Uber (UBER) officially began trading Friday on the New York Stock Exchange, but stumbled out of the gate as its stock settled below its $45 initial public offering price.
In Uber’s first test of whether it can transition from Silicon Valley unicorn to a publicly traded company while winning over a skeptical, volatile market, the stock — which priced at $45 on Thursday — gradually drifted lower from the $46-$48 indicated range prior the open.
In its first trade, Uber hit the market at $42 per share on the New York Stock Exchange (NYSE), effectively crashing out of the preferred range that it listed for its IPO. After a choppy session, Uber ended the day at $41.60, down nearly 8% from its listing price.
Uber’s offering is the most eagerly anticipated of a wave of technology IPOs expected to hit markets this year. Yet the company has become the victim of circumstances beyond its control, with markets being roiled by fears of a U.S.-China trade war, and the weak debut of Uber’s ride-hailing competitor, Lyft (LYFT).
“Companies like Uber and Lyft have not been tested during a downturn and it is unclear how resilient their business models would be during a period of contracted consumer spending,” said Asad Hussain, an emerging technology analyst at PitchBook.
“To regain investor confidence, we believe both management teams will need to execute well over the next few quarters while maintaining robust revenue growth and convincing the market that a path to profitability exists,” Hussain added.
Meanwhile, Lyft’s disappointing stock debut has clouded Uber’s prospects.
Lyft’s maiden voyage as a public company in March immediately hit rough shoals: The stock opened near $90, but quickly sank to a low of $52.78. On Friday, its stock hit a record low, underscoring investor skepticism about how either company will make money in the near term.
The stock’s woes — combined with the fact that virtually none of the tech unicorns are profitable at this juncture — is adding to Uber’s challenge. The company burned through $1 billion in the first quarter of 2019, Uber recently revealed in a regulatory filing, and has yet to chart a path toward making a profit.
“Reading the S-1 filings of these companies has been an eye-opening experience,” analysts at Bernstein noted last month.
Ride sharing accounts for just a sliver of U.S. vehicle miles traveled, which “is simultaneously the bull case and bear case here for these companies.
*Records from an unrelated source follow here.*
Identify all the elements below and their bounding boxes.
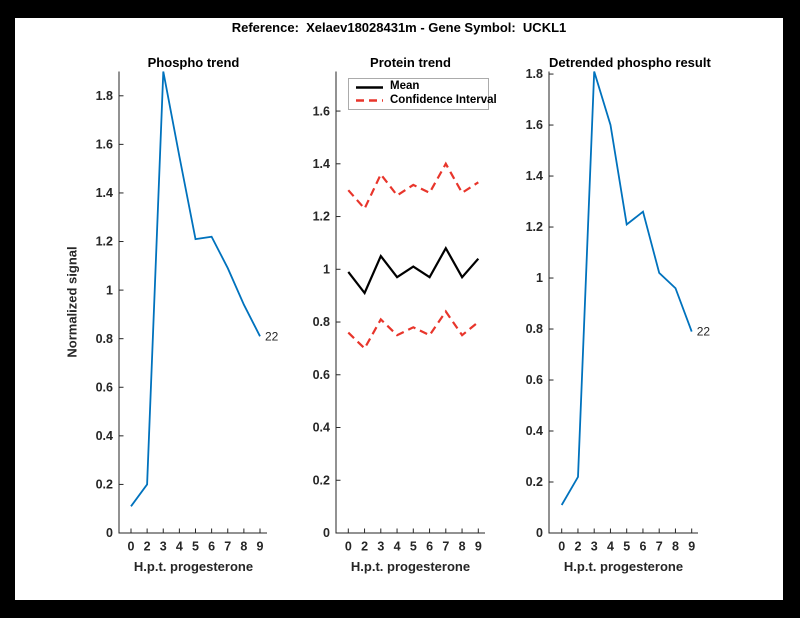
legend-label-mean: Mean <box>390 80 420 93</box>
y-tick-label: 0.6 <box>526 373 543 387</box>
legend-item-mean: Mean <box>349 81 488 93</box>
y-tick-label: 0.6 <box>96 380 113 394</box>
xlabel-phospho: H.p.t. progesterone <box>133 559 254 574</box>
protein-trend-series-line <box>347 245 480 296</box>
legend-item-ci: Confidence Interval <box>349 95 497 107</box>
y-tick-label: 0.8 <box>96 332 113 346</box>
y-tick-label: 0.8 <box>526 322 543 336</box>
figure-title: Reference: Xelaev18028431m - Gene Symbol… <box>231 20 567 35</box>
end-annotation: 22 <box>697 325 711 339</box>
y-tick-label: 0.4 <box>526 424 543 438</box>
y-tick-label: 0.2 <box>96 478 113 492</box>
x-tick-label: 0 <box>345 540 352 554</box>
protein-trend-series-line <box>347 309 479 351</box>
y-tick-label: 0 <box>323 526 330 540</box>
y-tick-label: 0 <box>536 526 543 540</box>
phospho-trend-series-line <box>130 71 261 507</box>
y-tick-label: 1.4 <box>96 186 113 200</box>
protein-trend-series-line <box>347 161 479 211</box>
y-tick-label: 1 <box>323 262 330 276</box>
charts-canvas: 00.20.40.60.811.21.41.61.80 2 3 4 5 6 7 8 92200.… <box>96 67 711 554</box>
detrended-phospho-title: Detrended phospho result <box>549 55 711 70</box>
legend: Mean Confidence Interval <box>348 78 497 110</box>
y-tick-label: 1 <box>106 283 113 297</box>
legend-label-ci: Confidence Interval <box>390 94 497 107</box>
y-tick-label: 0.2 <box>313 473 330 487</box>
detrended-phospho-series-line <box>560 71 693 506</box>
x-tick-label: 8 <box>240 540 247 554</box>
x-tick-label: 2 <box>361 540 368 554</box>
x-tick-label: 2 <box>574 540 581 554</box>
x-tick-label: 4 <box>607 540 614 554</box>
x-tick-label: 7 <box>224 540 231 554</box>
x-tick-label: 5 <box>623 540 630 554</box>
x-tick-label: 8 <box>672 540 679 554</box>
phospho-trend-title: Phospho trend <box>147 55 240 70</box>
y-tick-label: 0.6 <box>313 368 330 382</box>
x-tick-label: 5 <box>410 540 417 554</box>
x-tick-label: 7 <box>656 540 663 554</box>
axes-spines <box>335 71 485 534</box>
x-tick-label: 9 <box>257 540 264 554</box>
y-tick-label: 0 <box>106 526 113 540</box>
y-tick-label: 1 <box>536 271 543 285</box>
y-tick-label: 1.2 <box>526 220 543 234</box>
xlabel-protein: H.p.t. progesterone <box>350 559 471 574</box>
y-tick-label: 0.2 <box>526 475 543 489</box>
x-tick-label: 4 <box>176 540 183 554</box>
y-tick-label: 0.4 <box>313 421 330 435</box>
x-tick-label: 6 <box>426 540 433 554</box>
y-tick-label: 1.8 <box>96 89 113 103</box>
y-tick-label: 1.2 <box>96 235 113 249</box>
x-tick-label: 5 <box>192 540 199 554</box>
y-tick-label: 1.6 <box>526 118 543 132</box>
y-tick-label: 1.6 <box>96 138 113 152</box>
axes-spines <box>548 71 698 534</box>
y-tick-label: 1.4 <box>526 169 543 183</box>
ci-dashed-line-icon <box>356 99 383 103</box>
xlabel-detrended: H.p.t. progesterone <box>563 559 684 574</box>
x-tick-label: 3 <box>591 540 598 554</box>
x-tick-label: 3 <box>377 540 384 554</box>
x-tick-label: 6 <box>639 540 646 554</box>
x-tick-label: 0 <box>128 540 135 554</box>
x-tick-label: 4 <box>394 540 401 554</box>
end-annotation: 22 <box>265 329 279 343</box>
y-tick-label: 1.2 <box>313 210 330 224</box>
y-tick-label: 1.6 <box>313 104 330 118</box>
x-tick-label: 0 <box>558 540 565 554</box>
y-tick-label: 0.8 <box>313 315 330 329</box>
detrended-phospho-chart: 00.20.40.60.811.21.41.61.80 2 3 4 5 6 7 8 922 <box>526 67 711 553</box>
figure-canvas: Reference: Xelaev18028431m - Gene Symbol… <box>15 18 783 600</box>
x-tick-label: 9 <box>688 540 695 554</box>
y-tick-label: 1.4 <box>313 157 330 171</box>
x-tick-label: 6 <box>208 540 215 554</box>
phospho-trend-chart: 00.20.40.60.811.21.41.61.80 2 3 4 5 6 7 8 922 <box>96 71 279 554</box>
mean-line-icon <box>356 85 383 89</box>
x-tick-label: 9 <box>475 540 482 554</box>
y-tick-label: 0.4 <box>96 429 113 443</box>
x-tick-label: 8 <box>459 540 466 554</box>
protein-trend-chart: 00.20.40.60.811.21.41.60 2 3 4 5 6 7 8 9 <box>313 71 485 554</box>
y-tick-label: 1.8 <box>526 67 543 81</box>
x-tick-label: 2 <box>144 540 151 554</box>
x-tick-label: 7 <box>442 540 449 554</box>
protein-trend-title: Protein trend <box>370 55 451 70</box>
axes-spines <box>118 71 267 534</box>
x-tick-label: 3 <box>160 540 167 554</box>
Bulls on mobility services can claim almost limitless potential for penetration upside,” Bernstein said.
However, “Uber and Lyft each took almost a decade to get to their present scale, are seeing growth slow, and incinerate cash at impressive rates while showing modest operating leverage,” the firm added — all of which matters now that both have to report their business conditions on a regular basis.